Consumer staples giant Procter & Gamble's 2.6% dividend yield is only about middle-of-the-road, historically speaking. That suggests that the stock is roughly fairly priced but definitely not cheap. For conservative long-term investors, it might be interesting, but value types will probably want to keep it on the wish list. The dividend has been increased annually for over 65 years, making it a Dividend King.

The company owns a collection of brands that are leaders in their respective categories, and its products tend to be things consumers buy regularly, in good times and bad. Thus, the company's business tends to be relatively stable over time. On top of that, Procter & Gamble has an investment-grade-rated balance sheet, so it has the financial strength to weather difficult times.

It is the kind of stock that you can set and, more or less, forget. One of the key factors here, though, is that P&G has a long history of using innovation to differentiate its products, allowing it to charge more because it offers more. If you want to own one of the best consumer staples stocks around, Procter & Gamble is an easy choice.

2. Keeping it simple

Chip giant Texas Instruments is a technology name that even a conservative investor can love. Although the chip sector is currently facing a cyclical downturn, the company is performing quite well from a fundamental standpoint, beating Wall Street's earnings expectations in each of the last four quarters. And its 2.8% dividend yield is toward the high side of its historical range, suggesting the stock is cheap today.

The most notable thing about this investment-grade-rated tech company, however, is how simple it really is. The vast majority of its chip portfolio consists of the simplest kinds of chips, which help turn physical world things (like a button push) into digital signals. These types of chips go into just about everything, which is why the company has 100,000 customers. With the world increasingly going digital, long-term demand should continue to grow.

The dividend, meanwhile, has been increased annually for 19 years at a huge 25% compound annualized growth rate. Right now, this stock looks like a dividend growth investor's dream stock, noting that it is using the industry downturn to invest in more chip factories so that it comes out the other side an even stronger competitor.

3. Slow and boring

Rounding out this list is Realty Income, a real estate investment trust (REIT) that owns net lease properties. Net leases require the tenants, generally a single company, to pay nearly all of the operating costs of the assets they occupy. While any one property may be high risk, spread across a large portfolio, this is a very low-risk approach. Realty Income is a net lease giant with over 11,700 properties, and roughly 80% of its portfolio is in the retail sector, where properties are very similar and fairly easy to buy and sell.

Like the other two names above, Realty Income is an investment-grade-rated company. But one of the more interesting things about the net lease space is that there are, generally, long lease terms, with Realty Income's average lease length sitting at over 10 years. Recessions are generally shorter than that, so the REIT should be able to ride out a downturn in relative stride, which helps explain how it has increased its dividend annually for 27 consecutive years.

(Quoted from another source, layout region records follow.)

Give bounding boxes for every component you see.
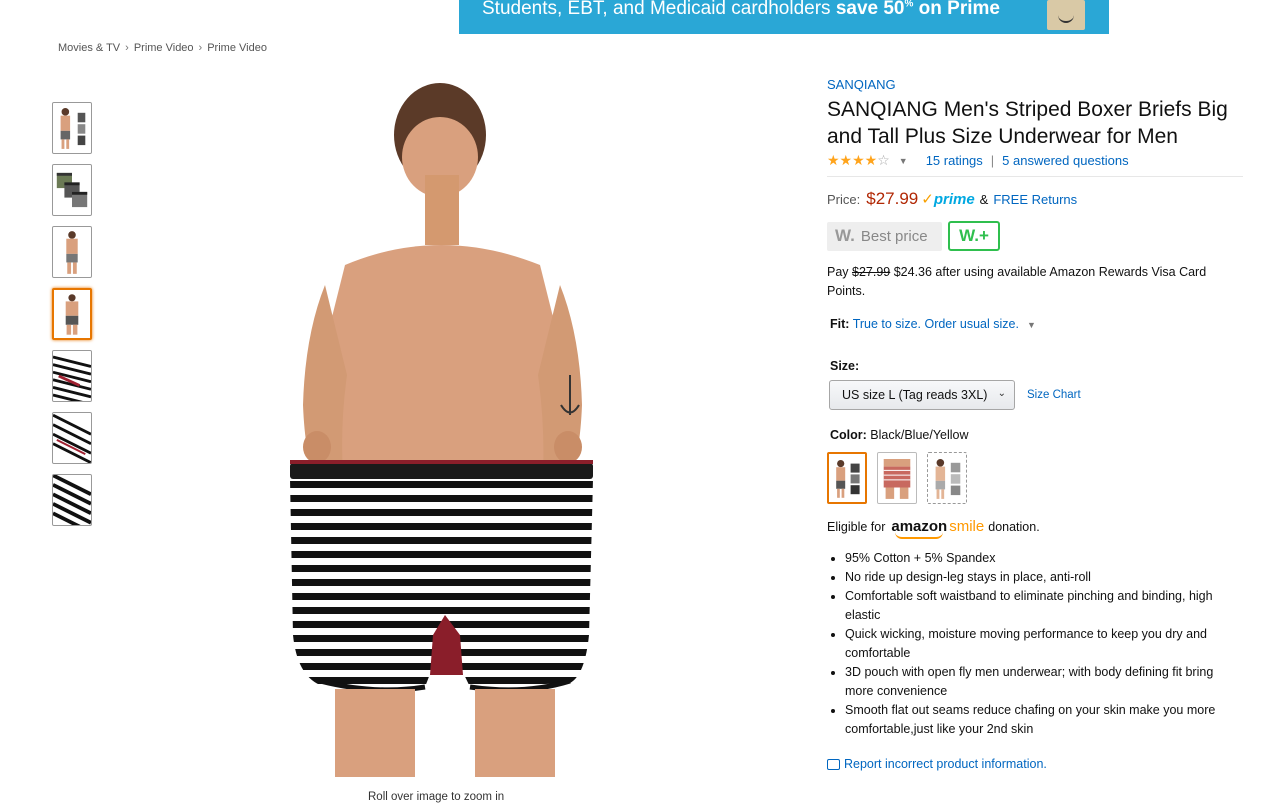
report-incorrect-info[interactable]: Report incorrect product information. [827,757,1247,771]
three-pack-thumbnail [53,165,91,215]
product-title: SANQIANG Men's Striped Boxer Briefs Big … [827,98,1228,148]
stripe-detail-2-thumbnail [53,413,91,463]
breadcrumb-movies-tv[interactable]: Movies & TV [58,42,120,54]
chevron-down-icon: ⌄ [997,388,1006,399]
amp-text: & [979,192,989,207]
stripe-detail-3-thumbnail [53,475,91,525]
swatch-image [878,453,916,503]
breadcrumb: Movies & TV › Prime Video › Prime Video [58,42,267,54]
thumbnail-list [52,102,92,536]
swatch-image [829,454,865,502]
thumbnail-4-selected[interactable] [52,288,92,340]
rewards-pay-text: Pay $27.99 $24.36 after using available … [827,265,1207,298]
thumbnail-3[interactable] [52,226,92,278]
model-back-view-image [290,83,593,777]
feature-bullet: No ride up design-leg stays in place, an… [845,568,1245,587]
amazon-smile-logo[interactable]: amazon [891,518,947,539]
color-label: Color: Black/Blue/Yellow [830,428,969,442]
chevron-down-icon[interactable]: ▼ [1027,320,1036,330]
model-side-thumbnail [53,227,91,277]
separator: | [990,153,995,168]
w-logo-icon: W. [835,226,855,245]
prime-icon: ✓prime [921,191,975,208]
rating-row: ★★★★☆ ▼ 15 ratings | 5 answered question… [827,152,1247,169]
thumbnail-2[interactable] [52,164,92,216]
price-row: Price: $27.99 ✓prime & FREE Returns [827,189,1247,209]
fit-info[interactable]: Fit: True to size. Order usual size. ▼ [830,317,1247,331]
price-label: Price: [827,192,861,207]
comment-icon [827,758,840,770]
feature-bullet: Quick wicking, moisture moving performan… [845,625,1245,663]
smile-word: smile [949,518,985,535]
size-label: Size: [830,359,860,373]
size-dropdown[interactable]: US size L (Tag reads 3XL) ⌄ [829,380,1015,410]
size-row: US size L (Tag reads 3XL) ⌄ Size Chart [829,380,1247,410]
report-link[interactable]: Report incorrect product information. [844,757,1047,771]
thumbnail-6[interactable] [52,412,92,464]
thumbnail-1[interactable] [52,102,92,154]
amazonsmile-eligibility: Eligible for amazon smile donation. [827,518,1040,539]
chevron-right-icon: › [125,42,129,54]
swatch-image [928,453,966,503]
feature-bullet: Comfortable soft waistband to eliminate … [845,587,1245,625]
color-swatch-red-stripe[interactable] [877,452,917,504]
best-price-text: Best price [860,227,928,245]
chevron-down-icon[interactable]: ▼ [899,156,908,166]
model-front-thumbnail [53,103,91,153]
star-rating-icon[interactable]: ★★★★☆ [827,152,890,169]
stripe-detail-thumbnail [53,351,91,401]
divider [827,176,1243,177]
size-chart-link[interactable]: Size Chart [1027,389,1081,401]
w-extension-badges: W. Best price W.+ [827,221,1247,251]
zoom-hint: Roll over image to zoom in [368,791,505,803]
breadcrumb-prime-video[interactable]: Prime Video [134,42,194,54]
chevron-right-icon: › [198,42,203,54]
color-swatch-black-blue-yellow[interactable] [827,452,867,504]
amazon-box-icon [1047,0,1085,30]
answered-questions-link[interactable]: 5 answered questions [1002,153,1128,168]
color-swatches [827,452,1247,504]
thumbnail-7[interactable] [52,474,92,526]
product-info: SANQIANG SANQIANG Men's Striped Boxer Br… [827,77,1247,771]
fit-value-link[interactable]: True to size. Order usual size. [853,317,1019,331]
feature-bullet: 3D pouch with open fly men underwear; wi… [845,663,1245,701]
price-value: $27.99 [866,189,919,208]
free-returns-link[interactable]: FREE Returns [993,192,1077,207]
best-price-badge[interactable]: W. Best price [827,221,942,251]
brand-link[interactable]: SANQIANG [827,77,1247,92]
model-back-thumbnail [54,290,90,338]
w-plus-button[interactable]: W.+ [948,221,1000,251]
feature-bullet: Smooth flat out seams reduce chafing on … [845,701,1245,739]
breadcrumb-prime-video-sub[interactable]: Prime Video [207,42,267,54]
prime-student-banner[interactable]: Students, EBT, and Medicaid cardholders … [459,0,1109,34]
ratings-link[interactable]: 15 ratings [926,153,983,168]
feature-bullets: 95% Cotton + 5% Spandex No ride up desig… [827,549,1245,739]
color-swatch-gray[interactable] [927,452,967,504]
feature-bullet: 95% Cotton + 5% Spandex [845,549,1245,568]
main-product-image[interactable] [285,75,610,777]
banner-text: Students, EBT, and Medicaid cardholders … [482,0,1000,19]
thumbnail-5[interactable] [52,350,92,402]
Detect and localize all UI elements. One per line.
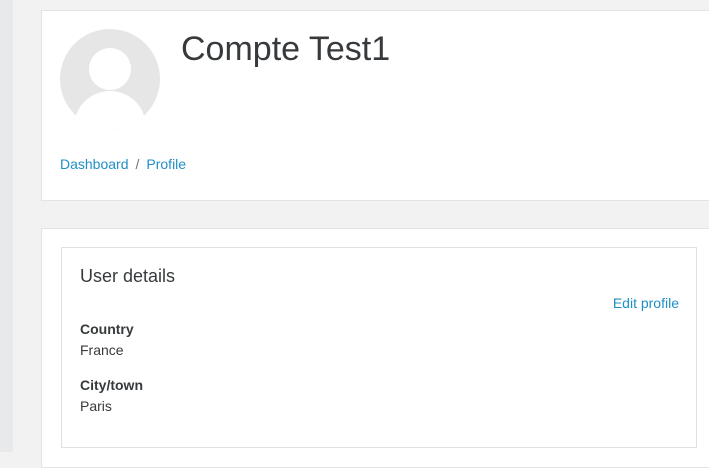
breadcrumb-dashboard-link[interactable]: Dashboard — [60, 156, 129, 172]
breadcrumb-separator: / — [135, 156, 140, 172]
user-details-section: User details Edit profile Country France… — [61, 247, 697, 448]
country-label: Country — [80, 321, 134, 337]
avatar-body-shape — [74, 91, 146, 129]
city-town-value: Paris — [80, 398, 112, 414]
breadcrumb: Dashboard / Profile — [60, 155, 186, 173]
breadcrumb-profile-link[interactable]: Profile — [146, 156, 186, 172]
user-avatar-icon — [60, 29, 160, 129]
profile-content-card: User details Edit profile Country France… — [41, 228, 709, 468]
page-title: Compte Test1 — [181, 30, 391, 68]
page-header: Compte Test1 Dashboard / Profile — [41, 10, 709, 201]
country-value: France — [80, 342, 124, 358]
city-town-label: City/town — [80, 377, 143, 393]
edit-profile-link[interactable]: Edit profile — [613, 294, 679, 312]
left-drawer-edge — [0, 0, 13, 452]
avatar-head-shape — [89, 48, 131, 90]
user-details-heading: User details — [80, 266, 176, 286]
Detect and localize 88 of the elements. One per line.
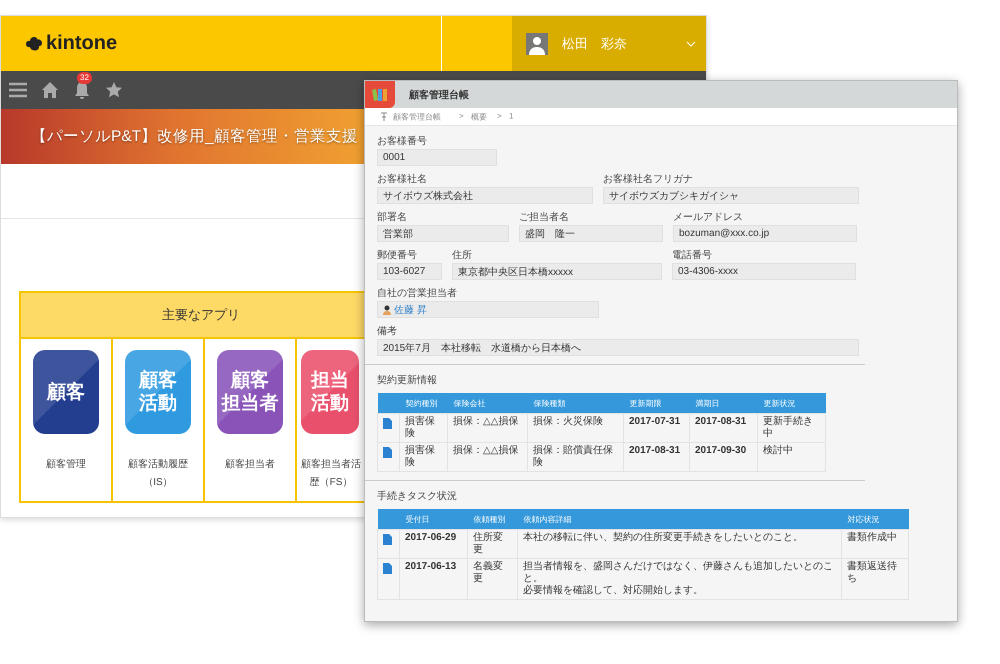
user-link[interactable]: 佐藤 昇 xyxy=(394,302,427,316)
breadcrumb-link[interactable]: 1 xyxy=(508,112,514,121)
field-label: 住所 xyxy=(452,248,473,263)
column-header: 依頼種別 xyxy=(468,509,518,530)
column-header: 依頼内容詳細 xyxy=(518,509,842,530)
table-cell: 損保：賠償責任保険 xyxy=(528,442,624,472)
table-cell: 書類返送待ち xyxy=(842,558,908,600)
field-label: 自社の営業担当者 xyxy=(377,286,458,301)
cloud-icon xyxy=(25,36,43,52)
field-value: 営業部 xyxy=(377,225,509,242)
document-icon[interactable] xyxy=(383,534,392,545)
field-value: bozuman@xxx.co.jp xyxy=(673,225,857,242)
table-cell: 本社の移転に伴い、契約の住所変更手続きをしたいとのこと。 xyxy=(518,530,842,558)
bell-icon[interactable] xyxy=(73,80,91,100)
table-cell: 損害保険 xyxy=(400,442,448,472)
table-cell: 2017-06-29 xyxy=(400,530,468,558)
field-label: 電話番号 xyxy=(672,248,713,263)
field-label: お客様社名フリガナ xyxy=(603,172,694,187)
table-cell: 名義変更 xyxy=(468,558,518,600)
table-cell: 損保：火災保険 xyxy=(528,414,624,442)
column-header: 更新期限 xyxy=(624,393,690,414)
field-value: 盛岡 隆一 xyxy=(519,225,663,242)
field-value: サイボウズカブシキガイシャ xyxy=(603,187,859,204)
section-title: 契約更新情報 xyxy=(377,374,438,387)
field-value: サイボウズ株式会社 xyxy=(377,187,593,204)
table-cell: 2017-08-31 xyxy=(690,414,758,442)
field-value: 0001 xyxy=(377,149,497,166)
table-cell: 更新手続き中 xyxy=(758,414,826,442)
column-header: 更新状況 xyxy=(758,393,826,414)
field-label: お客様番号 xyxy=(377,134,428,149)
breadcrumb-link[interactable]: 概要 xyxy=(470,110,487,122)
table-cell: 2017-07-31 xyxy=(624,414,690,442)
field-value: 03-4306-xxxx xyxy=(672,263,856,280)
field-value: 東京都中央区日本橋xxxxx xyxy=(452,263,662,280)
table-cell: 住所変更 xyxy=(468,530,518,558)
app-link[interactable]: 顧客担当者活 歴（FS） xyxy=(301,456,361,492)
column-header: 対応状況 xyxy=(842,509,908,530)
table-cell: 2017-06-13 xyxy=(400,558,468,600)
table-cell: 書類作成中 xyxy=(842,530,908,558)
field-value: 2015年7月 本社移転 水道橋から日本橋へ xyxy=(377,339,859,356)
window-title: 顧客管理台帳 xyxy=(409,88,469,102)
star-icon[interactable] xyxy=(105,81,123,99)
table-cell: 2017-09-30 xyxy=(690,442,758,472)
table-cell: 2017-08-31 xyxy=(624,442,690,472)
table-cell: 損保：△△損保 xyxy=(448,442,528,472)
app-link[interactable]: 顧客担当者 xyxy=(225,456,275,474)
space-title: 【パーソルP&T】改修用_顧客管理・営業支援 xyxy=(31,127,358,147)
column-header: 契約種別 xyxy=(400,393,448,414)
table-cell: 損害保険 xyxy=(400,414,448,442)
table-cell: 損保：△△損保 xyxy=(448,414,528,442)
app-icon[interactable]: 顧客 xyxy=(33,350,99,434)
notification-badge: 32 xyxy=(77,72,92,84)
column-header: 満期日 xyxy=(690,393,758,414)
field-label: 部署名 xyxy=(377,210,408,225)
breadcrumb-separator: > xyxy=(459,112,464,121)
cell-text: 担当者情報を、盛岡さんだけではなく、伊藤さんも追加したいとのこと。 xyxy=(523,561,834,584)
field-label: ご担当者名 xyxy=(519,210,570,225)
panel-title: 主要なアプリ xyxy=(162,306,240,324)
home-icon[interactable] xyxy=(41,81,59,99)
field-label: メールアドレス xyxy=(673,211,744,225)
column-header: 受付日 xyxy=(400,509,468,530)
table-cell: 検討中 xyxy=(758,442,826,472)
column-header: 保険種類 xyxy=(528,393,624,414)
menu-icon[interactable] xyxy=(9,81,27,99)
document-icon[interactable] xyxy=(383,563,392,574)
logo-text: kintone xyxy=(46,32,118,55)
field-label: 郵便番号 xyxy=(377,248,418,263)
section-title: 手続きタスク状況 xyxy=(377,490,458,503)
field-label: 備考 xyxy=(377,324,398,339)
field-label: お客様社名 xyxy=(377,172,428,187)
chevron-icon[interactable] xyxy=(686,40,696,46)
field-value: 103-6027 xyxy=(377,263,442,280)
app-link[interactable]: 顧客活動履歴 （IS） xyxy=(128,456,188,492)
breadcrumb-link[interactable]: 顧客管理台帳 xyxy=(393,110,441,122)
binders-icon xyxy=(365,81,395,108)
breadcrumb-separator: > xyxy=(496,112,502,121)
person-icon xyxy=(383,304,391,314)
app-icon[interactable]: 顧客 担当者 xyxy=(217,350,283,434)
app-icon[interactable]: 顧客 活動 xyxy=(125,350,191,434)
document-icon[interactable] xyxy=(383,447,392,458)
pin-icon[interactable] xyxy=(381,112,387,121)
document-icon[interactable] xyxy=(383,418,392,429)
user-field[interactable]: 佐藤 昇 xyxy=(377,301,599,318)
column-header: 保険会社 xyxy=(448,393,528,414)
app-link[interactable]: 顧客管理 xyxy=(46,456,86,474)
cell-text: 必要情報を確認して、対応開始します。 xyxy=(523,585,704,597)
app-icon[interactable]: 担当 活動 xyxy=(301,350,359,434)
user-name[interactable]: 松田 彩奈 xyxy=(562,34,627,52)
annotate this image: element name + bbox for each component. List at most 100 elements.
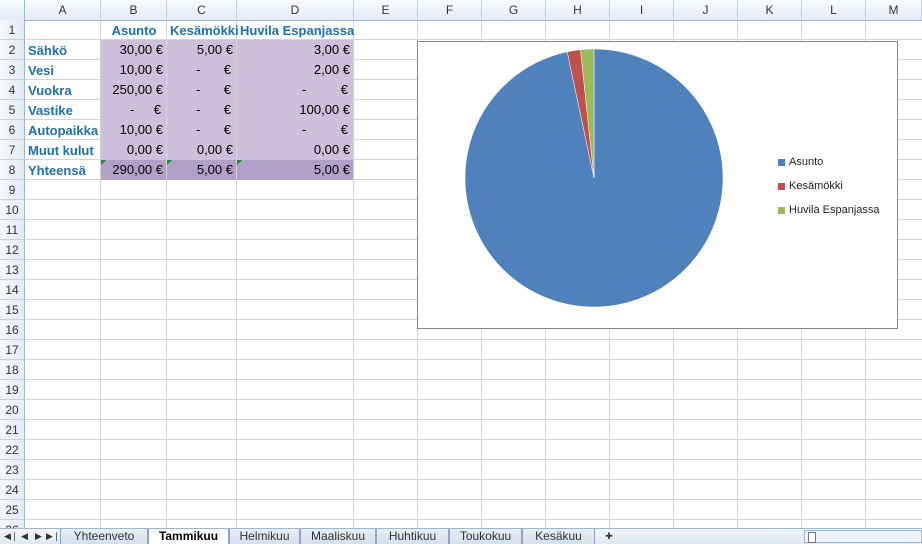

That said, investors tend to afford Realty Income a premium price compared to smaller peers, with the current 4.4% yield significant on an absolute level (relative to the market) but not particularly generous historically. However, Realty Income is a foundational investment that might be worth paying a premium if you are a long-term investor.

Stick to the best

When you near retirement, you have to start focusing on owning more reliable stocks. A mistake gets harder to absorb when you no longer earn as much income as you did during your working years, which is why you'll want to look at financially strong Procter & Gamble, Texas Instruments, and Realty Income. They all have impressive histories of rewarding investors in good markets and bad, industry-leading positions, and the wherewithal to maintain their dominance over time.